Humphreys allegedly asked Prentice why he was putting the posters up. "I don't think James Chasse should be dead," Prentice said. "Humphreys told me he didn't either, and that he feels really terrible about it and sees Chasse's face every night before he goes to bed."

Later, Prentice says, Wells returned, called Prentice a "coward" and a "dipshit," and told him if he saw Prentice putting any more posters up, he'd arrest him and cite him again. Then he released Prentice with a citation for "advertising on the street."

The PPB's records division did not furnish records pertaining to the arrest by press time, seven days after the Mercury's request; Prentice supplied the citation paperwork. The district attorney's office says it hasn't received the case, but could still get it before Prentice's July 9 court date.

Still angry about his arrest a week later, Prentice confronted Wells outside Central Precinct along with his girlfriend, Susannah Thiel, on Wednesday night, June 20.

"Richard asked the officer why he'd arrested him," says Thiel. "And the officer said he wasn't allowed to put things up on public buildings. Richard said he'd only been arrested after taking the poster down."

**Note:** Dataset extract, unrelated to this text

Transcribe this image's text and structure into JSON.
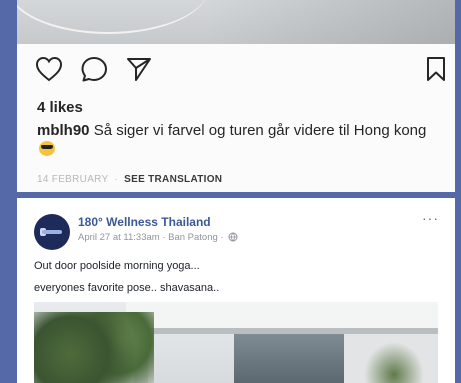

"Officer Wells told Richard he could make the decision to arrest him any time he wanted," Thiel continues. "And when he asked whether it was normal procedure for Officers Nice and Humphreys to come in the cell, Wells told him, 'They wanted to look at the person who was putting up slanderous flyers about them.'"

Attorney Benjamin Haile, of law firm Haile Greenwald, is considering taking on Prentice's case. "This is a really startling violation of his rights, based on everything he has told me," Haile says. The officers' alleged actions appear to violate Prentice's First and Fourth Amendment rights to free speech and against unreasonable seizure, according to Haile.

Meanwhile, Copwatch's Dan Handelman pointed to five Portland Police Bureau directives—on professional conduct, retaliation, courtesy, disparate treatment, and misuse of official position—that the officers may have violated.

The mayor's office has known about Prentice's complaint since at least June 20, based on an email sent by the mayor's public safety policy manager, Maria Rubio, to Assistant Police Chief Lynnae Berg.

Rubio says the mayor is going to wait until the IPR process is done before commenting publicly.

Prentice—a 200-pound former linebacker, now studying geography at PSU—has a history with the Police Bureau and the Independent Police Review (IPR). In September 2006, he filed an IPR complaint and a tort claim alleging he had been severely beaten that March in North Precinct by several police officers and Multnomah County sheriff's deputies. The officers were exonerated by the IPR; meanwhile, the tort claim was rejected by the city's senior claims analyst, Becky Chiao, who wrote that Prentice "was intoxicated that evening" and that his memory was impaired.

Prentice says that experience is what led him to make the posters in the first place. "When I heard about the Chasse case, I kept thinking that could have been me," says Prentice. "I thought I'd use my First Amendment right to free speech."

Police spokesperson Brian Schmautz says Prentice was arrested and detained between 8:38pm and 9:21pm on the night in question.